Key Experimental Results¶

Main Results—CLEVRER Visual Question Answering¶

Model	Encoder	Mask Count \(\\|\mathcal{M}\\|\)	Overall Acc (%)	Counterfactual per-opt (%)	Counterfactual per-que (%)
OC-JEPA	VideoSAUR	0	82.79	79.53	47.68
C-JEPA	VideoSAUR	4	89.40	88.67	68.81
SlotFormer	SAVi	—	79.44	79.28	47.29
SlotFormer (w/o Recon)	SAVi	—	44.94	55.62	11.10
OCVP-Seq	SAVi	—	83.11	83.21	56.06
C-JEPA	SAVi	2	83.88	85.16	60.19

Push-T Robotic Manipulation Task¶

Model	Token Count × Dim	Success Rate (%)	Planning Time
DINO-WM	196 × 384	91.33	5763 s
DINO-WM-Reg.	196 × 384	88.00	—
OC-DINO-WM	6 × 128	60.67	—
OC-JEPA	6 × 128	76.00	—
C-JEPA	6 × 128	88.67	673 s (8× speedup)

Key Findings¶

The Gain from object-level masking is most significant in counterfactual reasoning: counterfactual per-question accuracy increased from 47.68% to 68.81% (+21.13%), which is much larger than the overall accuracy increase (+6.61%), indicating that masking indeed enhances counterfactual reasoning rather than just prediction precision.
Excessive masking can remove meaningful dependencies: using the SAVi encoder with 4 masked objects actually caused a 4% drop, suggesting the optimal masking ratio depends on the encoder's representation quality.
C-JEPA achieves control performance comparable to patch-level world models using only 1.02% of the token space (6×128 vs 196×384), resulting in over 8x planning acceleration. This paradigm is directly valuable for real-time robot control.
SlotFormer's performance plummeted by 34.5% when the reconstruction loss was removed, indicating a heavy reliance on pixel-level supervision; C-JEPA requires no reconstruction loss at all.

Highlights & Insights¶

Object-level Masking as Latent Intervention: Interpreting the masking operation as an intervention on the predictor's observability essentially creates counterfactual queries during training. This perspective cleverly links self-supervised masked learning with causal inference without requiring explicit causal graphs or multi-environment data.
Efficiency-Performance Synergy: Object-centric representations reduce the token count from 196 to 6, and object-level masking recovers the performance lost due to representation compression, achieving 8x planning speedup.
Neighborhood of Influence Theory: Formalized the concept of the "minimal sufficient set of contextual variables," proving that object-level masking makes interaction reasoning a necessity for optimal prediction, providing a theoretical foundation for masking strategies.

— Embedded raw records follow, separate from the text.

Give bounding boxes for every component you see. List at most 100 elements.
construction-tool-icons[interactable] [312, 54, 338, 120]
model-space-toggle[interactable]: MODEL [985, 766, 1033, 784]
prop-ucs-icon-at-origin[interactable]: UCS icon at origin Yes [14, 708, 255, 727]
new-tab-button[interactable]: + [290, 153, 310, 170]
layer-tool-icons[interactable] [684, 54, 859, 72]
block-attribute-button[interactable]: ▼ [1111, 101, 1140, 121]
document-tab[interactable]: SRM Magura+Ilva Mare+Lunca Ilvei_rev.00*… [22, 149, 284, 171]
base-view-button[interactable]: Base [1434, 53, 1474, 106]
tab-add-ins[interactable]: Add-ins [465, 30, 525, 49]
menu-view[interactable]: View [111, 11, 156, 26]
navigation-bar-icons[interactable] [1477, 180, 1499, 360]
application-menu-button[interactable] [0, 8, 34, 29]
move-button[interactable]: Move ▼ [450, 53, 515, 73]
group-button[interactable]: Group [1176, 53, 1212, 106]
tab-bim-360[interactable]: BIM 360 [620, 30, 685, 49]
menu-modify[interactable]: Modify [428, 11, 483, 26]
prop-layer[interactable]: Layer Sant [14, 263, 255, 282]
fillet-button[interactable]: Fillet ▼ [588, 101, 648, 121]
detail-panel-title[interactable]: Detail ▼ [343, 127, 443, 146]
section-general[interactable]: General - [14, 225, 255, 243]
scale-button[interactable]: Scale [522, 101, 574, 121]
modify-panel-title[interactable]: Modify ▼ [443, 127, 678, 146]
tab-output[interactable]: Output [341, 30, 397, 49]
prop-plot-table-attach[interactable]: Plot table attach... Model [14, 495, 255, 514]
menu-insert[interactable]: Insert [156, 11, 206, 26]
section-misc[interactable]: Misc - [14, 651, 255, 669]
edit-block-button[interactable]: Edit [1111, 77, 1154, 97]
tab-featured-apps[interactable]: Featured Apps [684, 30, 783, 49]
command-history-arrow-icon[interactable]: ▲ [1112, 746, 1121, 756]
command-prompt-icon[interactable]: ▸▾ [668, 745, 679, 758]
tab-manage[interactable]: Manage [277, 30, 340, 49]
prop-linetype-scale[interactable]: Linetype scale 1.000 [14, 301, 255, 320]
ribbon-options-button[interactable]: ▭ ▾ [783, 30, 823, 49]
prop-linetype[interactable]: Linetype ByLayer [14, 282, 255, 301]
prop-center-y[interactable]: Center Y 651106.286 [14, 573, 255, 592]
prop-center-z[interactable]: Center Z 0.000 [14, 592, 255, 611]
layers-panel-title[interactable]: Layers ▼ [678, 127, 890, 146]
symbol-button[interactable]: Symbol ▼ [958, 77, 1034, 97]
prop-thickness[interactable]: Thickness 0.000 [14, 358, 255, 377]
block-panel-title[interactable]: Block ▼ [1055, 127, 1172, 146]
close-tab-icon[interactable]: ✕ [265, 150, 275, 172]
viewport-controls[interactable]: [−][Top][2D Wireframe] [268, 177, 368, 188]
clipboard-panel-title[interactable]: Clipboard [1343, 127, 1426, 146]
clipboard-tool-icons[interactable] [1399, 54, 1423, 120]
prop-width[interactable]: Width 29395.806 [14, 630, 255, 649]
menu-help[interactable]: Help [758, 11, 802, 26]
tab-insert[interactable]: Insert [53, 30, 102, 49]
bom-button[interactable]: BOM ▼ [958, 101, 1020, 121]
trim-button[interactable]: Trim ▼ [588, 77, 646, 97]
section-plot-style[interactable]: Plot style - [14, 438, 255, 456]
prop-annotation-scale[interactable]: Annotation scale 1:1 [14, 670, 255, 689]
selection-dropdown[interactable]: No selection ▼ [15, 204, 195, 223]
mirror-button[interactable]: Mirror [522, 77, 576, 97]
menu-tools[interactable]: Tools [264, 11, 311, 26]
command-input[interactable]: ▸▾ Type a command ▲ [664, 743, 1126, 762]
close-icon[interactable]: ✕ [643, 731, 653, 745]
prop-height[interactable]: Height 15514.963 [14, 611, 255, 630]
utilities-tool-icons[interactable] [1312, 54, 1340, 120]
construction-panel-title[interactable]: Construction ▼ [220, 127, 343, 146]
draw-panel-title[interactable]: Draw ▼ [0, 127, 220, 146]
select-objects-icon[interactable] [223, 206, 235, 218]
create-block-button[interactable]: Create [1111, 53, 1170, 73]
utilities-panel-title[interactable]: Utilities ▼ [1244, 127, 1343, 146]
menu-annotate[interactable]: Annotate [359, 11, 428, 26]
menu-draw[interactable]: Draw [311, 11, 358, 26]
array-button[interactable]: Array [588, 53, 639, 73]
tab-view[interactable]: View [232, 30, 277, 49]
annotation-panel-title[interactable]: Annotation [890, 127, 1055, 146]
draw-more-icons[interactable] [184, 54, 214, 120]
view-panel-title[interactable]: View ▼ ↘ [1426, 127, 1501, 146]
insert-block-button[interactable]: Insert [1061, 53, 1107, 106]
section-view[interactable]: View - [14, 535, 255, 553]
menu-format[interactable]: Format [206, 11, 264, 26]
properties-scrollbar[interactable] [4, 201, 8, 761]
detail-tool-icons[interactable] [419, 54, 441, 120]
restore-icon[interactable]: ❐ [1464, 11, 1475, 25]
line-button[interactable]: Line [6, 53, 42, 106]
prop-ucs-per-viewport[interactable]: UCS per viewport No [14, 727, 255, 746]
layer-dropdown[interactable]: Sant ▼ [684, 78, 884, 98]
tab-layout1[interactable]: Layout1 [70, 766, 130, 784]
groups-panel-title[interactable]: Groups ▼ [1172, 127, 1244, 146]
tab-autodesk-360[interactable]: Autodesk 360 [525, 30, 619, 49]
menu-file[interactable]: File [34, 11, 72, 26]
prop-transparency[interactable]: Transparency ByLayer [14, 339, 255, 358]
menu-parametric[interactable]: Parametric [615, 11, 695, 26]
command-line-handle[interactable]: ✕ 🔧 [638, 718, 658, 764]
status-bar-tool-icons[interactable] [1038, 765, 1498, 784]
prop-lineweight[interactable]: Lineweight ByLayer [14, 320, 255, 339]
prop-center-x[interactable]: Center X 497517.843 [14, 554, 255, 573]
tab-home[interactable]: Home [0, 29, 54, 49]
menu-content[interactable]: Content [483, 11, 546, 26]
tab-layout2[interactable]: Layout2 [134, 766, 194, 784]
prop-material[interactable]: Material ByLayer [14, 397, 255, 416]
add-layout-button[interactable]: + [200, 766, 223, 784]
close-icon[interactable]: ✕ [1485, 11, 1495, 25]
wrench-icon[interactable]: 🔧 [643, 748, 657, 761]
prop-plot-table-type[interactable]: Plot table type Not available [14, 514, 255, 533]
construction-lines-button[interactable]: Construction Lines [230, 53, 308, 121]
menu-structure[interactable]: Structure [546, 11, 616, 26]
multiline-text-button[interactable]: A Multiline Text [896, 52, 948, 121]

Limitations & Future Work¶

Performance is bottlenecked by the quality of the object-centric encoder: performance degradation under excessive masking on the SAVi encoder indicates the encoder's capability is a system limit.
Influence neighborhood correctness has not been verified on datasets with explicit temporal causal graphs.
Experimental scenarios are relatively simple (CLEVRER synthetic videos, Push-T 2D manipulation); more complex 3D scenes and multi-agent interactions remain to be validated.
Future directions: Jointly fine-tuning the object-centric encoder to avoid representation collapse; extending to more complex interaction environments.

JEPA Series: I-JEPA → V-JEPA → V-JEPA2; Ours combines JEPA with object-centric world models for the first time.
DINO-WM: A patch-level world model baseline; performs well but with high token overhead. C-JEPA achieves equivalent performance using object-level representations.
SlotFormer / OCVP-Seq: Prior object-centric world models that rely on reconstruction loss or architectural separation to guide interaction learning.
Insights: The idea of object-level masking as an inductive bias is transferable to other fields requiring interaction reasoning, such as multi-agent reinforcement learning, social behavior prediction, and molecular dynamics simulation.